Now I happened to have, in the car, an inoffensive, mass-produced Japanese tea set that I had been given some time ago. I have been attempting to downsize in view of the diminished proportions of WH HQ and I remembered that I had forgotten to take it in on Friday. I fished it out and managed to persuade a feeble-minded trader to take it off my hands. I only got beer money but I did then feel justified in doing another circuit of the hall.
One stall, quite uncharacteristically, had a load of magazines and ephemera onto which I swooped vampire-like.
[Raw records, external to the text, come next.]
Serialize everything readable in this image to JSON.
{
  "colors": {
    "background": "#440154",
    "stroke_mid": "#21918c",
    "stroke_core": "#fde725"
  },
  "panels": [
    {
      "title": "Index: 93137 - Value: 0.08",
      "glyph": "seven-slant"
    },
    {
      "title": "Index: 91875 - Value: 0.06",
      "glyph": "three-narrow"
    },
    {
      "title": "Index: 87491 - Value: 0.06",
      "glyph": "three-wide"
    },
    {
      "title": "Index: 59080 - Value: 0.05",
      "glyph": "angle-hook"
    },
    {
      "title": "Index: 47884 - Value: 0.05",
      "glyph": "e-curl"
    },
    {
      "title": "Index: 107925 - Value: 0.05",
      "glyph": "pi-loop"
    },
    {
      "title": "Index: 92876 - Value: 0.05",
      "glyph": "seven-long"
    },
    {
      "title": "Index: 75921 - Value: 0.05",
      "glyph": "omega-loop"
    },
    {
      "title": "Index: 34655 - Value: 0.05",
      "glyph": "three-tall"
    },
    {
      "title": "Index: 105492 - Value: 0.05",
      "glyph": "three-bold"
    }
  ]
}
This is what I bought:
- A 1951 ‘Woman’s Own’ magazine – slightly tatty but containing a three-page section on producing a first Sunday lunch for a new bride
- A wartime ‘Needlewoman and Needlecraft’ magazine which still had two transfer embroidery patterns in it
- A Red Cross ’Junior Nursing Manual’ which has convinced me that children should stop learning PSHE and Citizenship and should be doing First Aid instead.
I also bought two Staffordshire china cups and saucers with violets on which will necessitate the purchase of a little purple or yellow teapot so I can be all elegant and co-ordinated and that.
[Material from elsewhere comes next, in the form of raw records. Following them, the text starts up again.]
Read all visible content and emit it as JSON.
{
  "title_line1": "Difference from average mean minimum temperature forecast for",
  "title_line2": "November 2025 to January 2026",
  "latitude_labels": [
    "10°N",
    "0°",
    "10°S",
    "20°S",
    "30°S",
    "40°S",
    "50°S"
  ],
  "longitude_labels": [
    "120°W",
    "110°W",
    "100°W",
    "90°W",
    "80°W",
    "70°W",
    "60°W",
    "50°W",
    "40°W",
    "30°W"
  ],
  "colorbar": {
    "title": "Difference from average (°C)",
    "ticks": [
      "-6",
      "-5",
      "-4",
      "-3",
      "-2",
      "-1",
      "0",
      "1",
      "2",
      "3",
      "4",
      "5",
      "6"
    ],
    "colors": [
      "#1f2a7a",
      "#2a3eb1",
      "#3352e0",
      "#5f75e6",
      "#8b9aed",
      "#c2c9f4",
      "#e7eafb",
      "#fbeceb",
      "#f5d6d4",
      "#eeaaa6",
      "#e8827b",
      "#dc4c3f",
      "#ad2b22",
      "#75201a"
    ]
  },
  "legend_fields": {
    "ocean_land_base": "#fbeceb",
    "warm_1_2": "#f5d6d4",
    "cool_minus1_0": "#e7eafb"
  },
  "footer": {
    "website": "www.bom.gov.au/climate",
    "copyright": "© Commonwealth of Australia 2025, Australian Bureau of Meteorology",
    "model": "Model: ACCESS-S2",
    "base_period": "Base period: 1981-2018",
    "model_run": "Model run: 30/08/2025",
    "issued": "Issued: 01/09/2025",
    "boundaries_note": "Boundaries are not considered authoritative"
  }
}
All of this led me to rummage through my (badly arranged) collection of pamphlets and I rediscovered my 1930s ‘Hints for Home Sewing’ and a wartime Ministry of Food ‘ABC of Cookery’.
You will be glad to know that I will be sharing the contents of these with you.
But I will do it gradually so you don’t get the vapours.
That is a great stash – I love reading old magazines, and I envy you with your ‘ABC of Cookery’. I once decided to collect the wartime cookery books, but only got as far as buying the ‘Stork Wartime Cookery Book’.
I’m looking forward to the first installment!
Not quite the same as vintage I know but you can get a reprint of the ABC Cookery book from the IWM -I’ve got one.
Lovely looking haul WH 😉
Pingback: Six of the Best 75
I would love to have a read of that old copy of ‘Woman’s Own’.
What a haul, WH. Warming up the scanner now.